Nasdaq 100 analysis: Stocks could fall further amid rising yields, crude oil
Investors are obviously very concerned about inflation and the path of interest rates amid the latest crude oil rally and in light of the Fed’s warning that rates are not going to come down soon. With the potential for oil prices to stay elevated or push even higher, this is raising concerns over inflation again.
But apart from the fact that the Fed is hawkish, and interest rates are obviously high, is there something else that is keeping bond yields elevated? Are investors simply very confident about economic growth that they are buying record amounts of US debt? Or are the high yields a reflection of investors growing worried about something much bigger, like the ballooning US debt levels? If so, it makes sense to demand a higher rate of return for parking their funds in the so-called “risk-free” asset – especially when you consider that the government will need to keep borrowing and paying higher interest rate to do and costing it more to service it debt. Issuing more and more debt might be the only solution…which is not sustainable.

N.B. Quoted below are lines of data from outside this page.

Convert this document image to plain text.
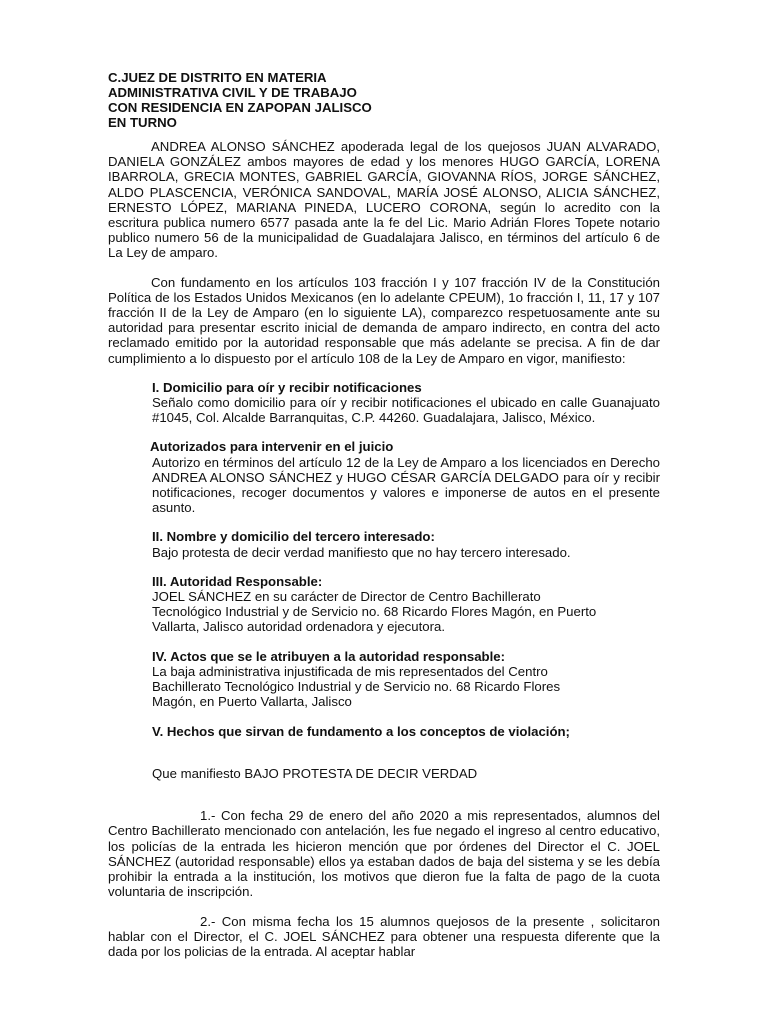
C.JUEZ DE DISTRITO EN MATERIA
ADMINISTRATIVA CIVIL Y DE TRABAJO
CON RESIDENCIA EN ZAPOPAN JALISCO
EN TURNO

ANDREA ALONSO SÁNCHEZ apoderada legal de los quejosos JUAN ALVARADO, DANIELA GONZÁLEZ ambos mayores de edad y los menores HUGO GARCÍA, LORENA IBARROLA, GRECIA MONTES, GABRIEL GARCÍA, GIOVANNA RÍOS, JORGE SÁNCHEZ, ALDO PLASCENCIA, VERÓNICA SANDOVAL, MARÍA JOSÉ ALONSO, ALICIA SÁNCHEZ, ERNESTO LÓPEZ, MARIANA PINEDA, LUCERO CORONA, según lo acredito con la escritura publica numero 6577 pasada ante la fe del Lic. Mario Adrián Flores Topete notario publico numero 56 de la municipalidad de Guadalajara Jalisco, en términos del artículo 6 de La Ley de amparo.

Con fundamento en los artículos 103 fracción I y 107 fracción IV de la Constitución Política de los Estados Unidos Mexicanos (en lo adelante CPEUM), 1o fracción I, 11, 17 y 107 fracción II de la Ley de Amparo (en lo siguiente LA), comparezco respetuosamente ante su autoridad para presentar escrito inicial de demanda de amparo indirecto, en contra del acto reclamado emitido por la autoridad responsable que más adelante se precisa. A fin de dar cumplimiento a lo dispuesto por el artículo 108 de la Ley de Amparo en vigor, manifiesto:

I. Domicilio para oír y recibir notificaciones

Señalo como domicilio para oír y recibir notificaciones el ubicado en calle Guanajuato #1045, Col. Alcalde Barranquitas, C.P. 44260. Guadalajara, Jalisco, México.

Autorizados para intervenir en el juicio

Autorizo en términos del artículo 12 de la Ley de Amparo a los licenciados en Derecho ANDREA ALONSO SÁNCHEZ y HUGO CÉSAR GARCÍA DELGADO para oír y recibir notificaciones, recoger documentos y valores e imponerse de autos en el presente asunto.

II. Nombre y domicilio del tercero interesado:

Bajo protesta de decir verdad manifiesto que no hay tercero interesado.

III. Autoridad Responsable:

JOEL SÁNCHEZ en su carácter de Director de Centro Bachillerato

Tecnológico Industrial y de Servicio no. 68 Ricardo Flores Magón, en Puerto

Vallarta, Jalisco autoridad ordenadora y ejecutora.

IV. Actos que se le atribuyen a la autoridad responsable:

La baja administrativa injustificada de mis representados del Centro

Bachillerato Tecnológico Industrial y de Servicio no. 68 Ricardo Flores

Magón, en Puerto Vallarta, Jalisco

V. Hechos que sirvan de fundamento a los conceptos de violación;

Que manifiesto BAJO PROTESTA DE DECIR VERDAD

1.- Con fecha 29 de enero del año 2020 a mis representados, alumnos del Centro Bachillerato mencionado con antelación, les fue negado el ingreso al centro educativo, los policías de la entrada les hicieron mención que por órdenes del Director el C. JOEL SÁNCHEZ (autoridad responsable) ellos ya estaban dados de baja del sistema y se les debía prohibir la entrada a la institución, los motivos que dieron fue la falta de pago de la cuota voluntaria de inscripción.

2.- Con misma fecha los 15 alumnos quejosos de la presente , solicitaron hablar con el Director, el C. JOEL SÁNCHEZ para obtener una respuesta diferente que la dada por los policias de la entrada. Al aceptar hablar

So, there is a big risk that yields could remain high for longer, which could be bad news for some longer-duration equities, those that are expected to produce their highest cash flows in the future. Many of such companies are dominated in the technology sector, putting the tech-heavy Nasdaq 100 into focus.
Nasdaq 100 technical analysis
The Nasdaq 100 broke its bullish trend line and we have seen some downside follow-through in recent days, before pausing today for a breather as the shorts covered their positions. But there could be more downside to come in the days ahead, given the technical damage that has been incurred and not to mention valuation concerns and other macro risks. So, on balance, the path of least resistance is still to the downside.
For now, the Nasdaq has managed to hold its own above key support zone in the region between 14550 to 14700ish (see shaded region on the chart). This is the neckline of the head and shoulders pattern that has been formed in recent weeks. We expect this area to break soon.
If and when the above-mentioned support zone breaks, traders will then need to watch what happens next.
A clean break and desire to hold below that area could set the stage for a much bigger correction, perhaps all the way towards long-term support around 13700.
However, if we see a false break below the neckline of the H&S pattern, then this could set up the next leg of the rally as the market once again disappoint the bears despite all the macro risks.
For now, let’s take it from one level to the next and not get carried away.